Down the dim hallway, a door wrenches open and Laurie tumbles out in a spill of golden light. Evander springs for him. The collision is inevitable.
The obvious reaction would be to withdraw, to protect himself, but Laurie reaches out and catches Evander as they slam together. Laurie’s shoulder blades hit the wall with a meaty thwack. Evander collapses into the solid warmth of his body and hangs on to him like a thing half-drowned.
Words don’t make sense in the space between them, when Laurie’s heat is a molten promise against Evander’s bones.
They are wrong like this—they should be flint against sharpened teeth if they touch.
But instead, Laurie curves himself like a supplicant who would hollow out his own body if only it could be used to fit a lovely god inside.
He is real.
He is so very real.
“What the actual hell?” But there’s no heat to Laurie’s voice.
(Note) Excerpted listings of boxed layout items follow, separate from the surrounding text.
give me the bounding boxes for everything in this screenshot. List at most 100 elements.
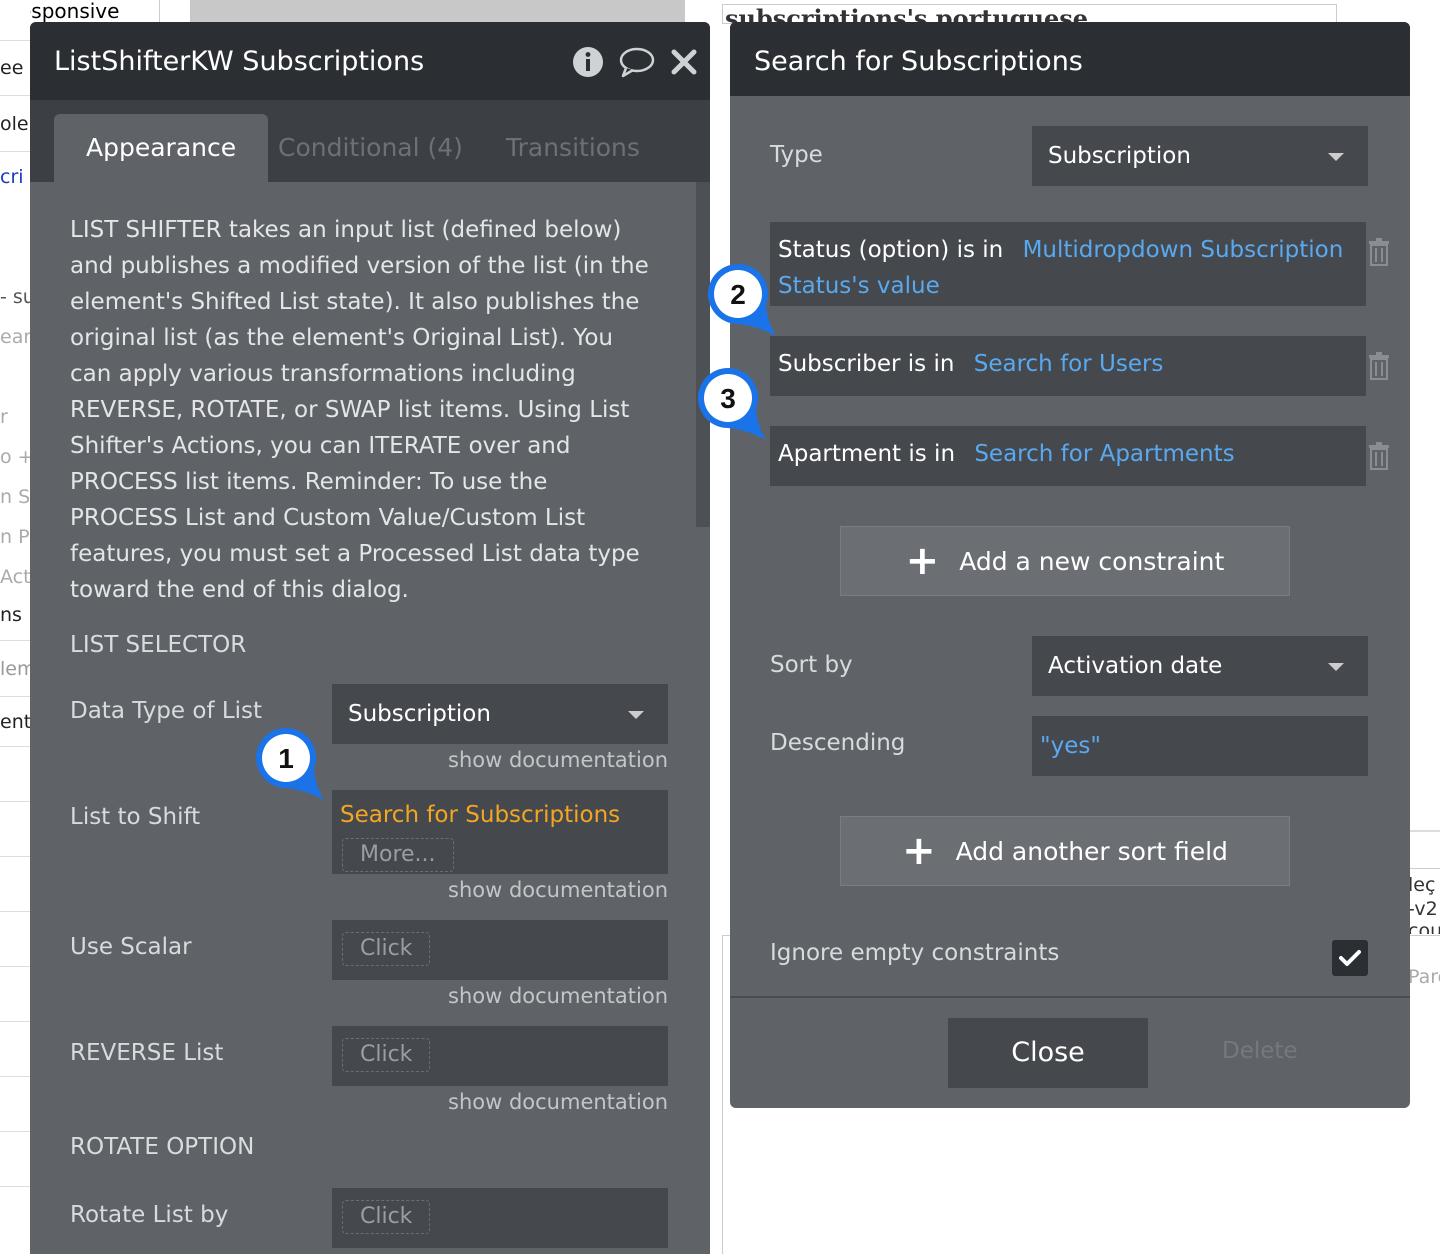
trash-icon[interactable] — [1368, 352, 1390, 384]
tree-row — [0, 856, 30, 911]
show-documentation-link[interactable]: show documentation — [448, 984, 668, 1008]
close-button[interactable]: Close — [948, 1018, 1148, 1088]
constraint-value[interactable]: Search for Users — [974, 351, 1164, 377]
section-list-selector: LIST SELECTOR — [70, 632, 247, 658]
badge-number: 3 — [720, 383, 736, 414]
panel-header: ListShifterKW Subscriptions — [30, 22, 710, 100]
click-button[interactable]: Click — [342, 1200, 431, 1234]
tree-row — [0, 911, 30, 966]
chevron-down-icon — [628, 711, 644, 719]
tree-fragment: o + — [0, 446, 30, 468]
use-scalar-label: Use Scalar — [70, 934, 192, 960]
show-documentation-link[interactable]: show documentation — [448, 878, 668, 902]
badge-number: 1 — [278, 743, 294, 774]
close-icon[interactable] — [670, 48, 698, 80]
constraint-field[interactable]: Status (option) is in — [778, 237, 1003, 263]
annotation-badge-1: 1 — [252, 724, 328, 800]
tree-row — [0, 1131, 30, 1186]
sort-by-dropdown[interactable]: Activation date — [1032, 636, 1368, 696]
rotate-list-label: Rotate List by — [70, 1202, 229, 1228]
checkmark-icon — [1339, 950, 1361, 966]
list-to-shift-label: List to Shift — [70, 804, 201, 830]
section-rotate-option: ROTATE OPTION — [70, 1134, 255, 1160]
data-type-label: Data Type of List — [70, 698, 263, 724]
constraint-row[interactable]: Status (option) is in Multidropdown Subs… — [770, 222, 1366, 306]
tab-appearance[interactable]: Appearance — [54, 114, 269, 182]
type-dropdown[interactable]: Subscription — [1032, 126, 1368, 186]
use-scalar-field[interactable]: Click — [332, 920, 668, 980]
search-dialog: Search for Subscriptions Type Subscripti… — [730, 22, 1410, 1108]
tree-row[interactable]: ole — [0, 95, 30, 151]
canvas-fragment: leç — [1408, 874, 1436, 896]
tree-row[interactable]: lem — [0, 640, 30, 696]
show-documentation-link[interactable]: show documentation — [448, 1090, 668, 1114]
tree-fragment: ns — [0, 604, 22, 626]
sort-by-label: Sort by — [770, 652, 853, 678]
tree-fragment: - su — [0, 286, 30, 308]
ignore-empty-constraints-checkbox[interactable] — [1332, 940, 1368, 976]
tree-row[interactable]: ee — [0, 40, 30, 95]
panel-header-icons — [572, 46, 698, 82]
tree-row — [0, 746, 30, 801]
tab-bar: Appearance Conditional (4) Transitions — [30, 100, 710, 182]
type-label: Type — [770, 142, 823, 168]
constraint-field[interactable]: Subscriber is in — [778, 351, 954, 377]
panel-title: ListShifterKW Subscriptions — [54, 45, 425, 77]
delete-button[interactable]: Delete — [1222, 1038, 1298, 1064]
trash-icon[interactable] — [1368, 238, 1390, 270]
descending-value[interactable]: "yes" — [1032, 716, 1368, 776]
tree-row — [0, 966, 30, 1021]
descending-label: Descending — [770, 730, 906, 756]
tree-fragment: r — [0, 406, 8, 428]
tab-conditional[interactable]: Conditional (4) — [278, 114, 463, 182]
rotate-list-field[interactable]: Click — [332, 1188, 668, 1248]
search-dialog-title: Search for Subscriptions — [730, 22, 1410, 96]
tree-fragment: n P — [0, 526, 30, 548]
element-tree-strip: ee ole cri - su ear r o + n St n P Acti … — [0, 0, 30, 1254]
tree-fragment: Acti — [0, 566, 30, 588]
comment-icon[interactable] — [618, 46, 656, 82]
data-type-dropdown[interactable]: Subscription — [332, 684, 668, 744]
canvas-fragment: -v2 — [1408, 898, 1438, 920]
more-button[interactable]: More... — [342, 838, 454, 872]
plus-icon: + — [902, 828, 936, 874]
tab-transitions[interactable]: Transitions — [506, 114, 640, 182]
tree-fragment: n St — [0, 486, 30, 508]
constraint-value[interactable]: Search for Apartments — [974, 441, 1234, 467]
constraint-row[interactable]: Apartment is in Search for Apartments — [770, 426, 1366, 486]
trash-icon[interactable] — [1368, 442, 1390, 474]
info-icon[interactable] — [572, 46, 604, 82]
canvas-grey-strip — [190, 0, 685, 22]
list-to-shift-expression[interactable]: Search for Subscriptions — [340, 802, 620, 828]
tree-row — [0, 1186, 30, 1241]
tree-row — [0, 1076, 30, 1131]
reverse-list-label: REVERSE List — [70, 1040, 224, 1066]
click-button[interactable]: Click — [342, 1038, 431, 1072]
chevron-down-icon — [1328, 153, 1344, 161]
property-editor-panel: ListShifterKW Subscriptions Appearance C… — [30, 22, 710, 1254]
reverse-list-field[interactable]: Click — [332, 1026, 668, 1086]
show-documentation-link[interactable]: show documentation — [448, 748, 668, 772]
chevron-down-icon — [1328, 663, 1344, 671]
tree-row — [0, 801, 30, 856]
scrollbar[interactable] — [696, 182, 710, 527]
constraint-field[interactable]: Apartment is in — [778, 441, 955, 467]
footer-divider — [730, 996, 1410, 998]
add-sort-field-button[interactable]: + Add another sort field — [840, 816, 1290, 886]
tree-row[interactable]: ent — [0, 696, 30, 746]
tree-row — [0, 1021, 30, 1076]
plus-icon: + — [905, 538, 940, 584]
canvas-fragment: Pare — [1408, 966, 1440, 988]
annotation-badge-2: 2 — [704, 260, 780, 336]
data-type-value: Subscription — [348, 701, 491, 727]
canvas-text-element[interactable]: subscriptions's portuguese — [722, 4, 1337, 24]
add-constraint-button[interactable]: + Add a new constraint — [840, 526, 1290, 596]
descending-field[interactable]: "yes" — [1032, 716, 1368, 776]
constraint-row[interactable]: Subscriber is in Search for Users — [770, 336, 1366, 396]
list-to-shift-field[interactable]: Search for Subscriptions More... — [332, 790, 668, 874]
canvas-fragment: cou — [1408, 920, 1440, 934]
type-value: Subscription — [1048, 143, 1191, 169]
add-constraint-label: Add a new constraint — [959, 546, 1225, 576]
click-button[interactable]: Click — [342, 932, 431, 966]
tree-row[interactable]: cri — [0, 151, 30, 201]
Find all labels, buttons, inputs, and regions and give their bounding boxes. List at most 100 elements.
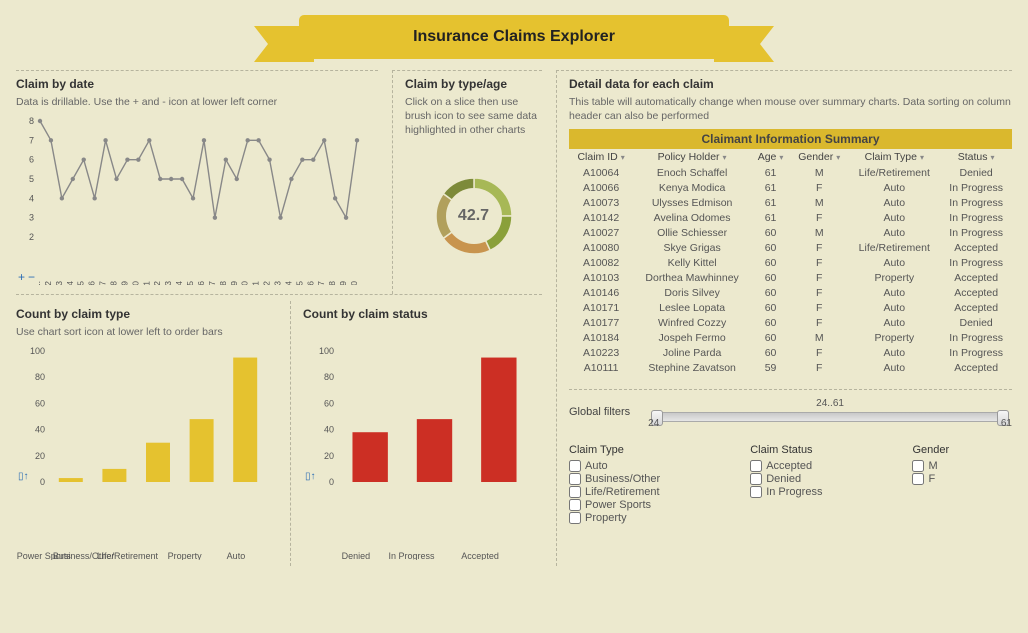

He wears a thin white T-shirt and boxers, his hair mussed from sleep.
Evander is too dizzy to answer, his lungs clawing for air in heaving gasps. Sweaty hair covers his face and gets in his mouth.
“I’m going to die,” he gasps. “I’m d-d-d-dying. I’m—”
“No, you’re not.” It’s only a murmur, but then Laurie roughly twists Evander around so his back is to Laurie. He slides both arms around Evander’s chest with python swiftness and then he pulls their bodies together, hard.
The embrace is constricting, it’s crushing, it’s too tight—and yet not tight enough. Laurie’s right hand flattens against Evander’s heaving stomach and there is an almost tenderness in the way his fingers press down to slow the sickening lurches.
The sound escaping Evander is too high, too terrible, and he jams the heels of his hands over his eyes as he inwardly hisses at himself to pull it together.
This is beyond ridiculous. Calm down. Explain what you saw.
But berry juice is on his tongue, its wicked sweetness sweeping another wave of terror through his body.
All he can think of is Byron Lennox-Hall’s veins threaded a monstrous inky black as his lungs seized, his throat swollen with a foul, tangled growth.
“I’m p-p-p-poisoned.” Evander’s breathing quickens again, his voice gone hoarse. “I’ve been poisoned.”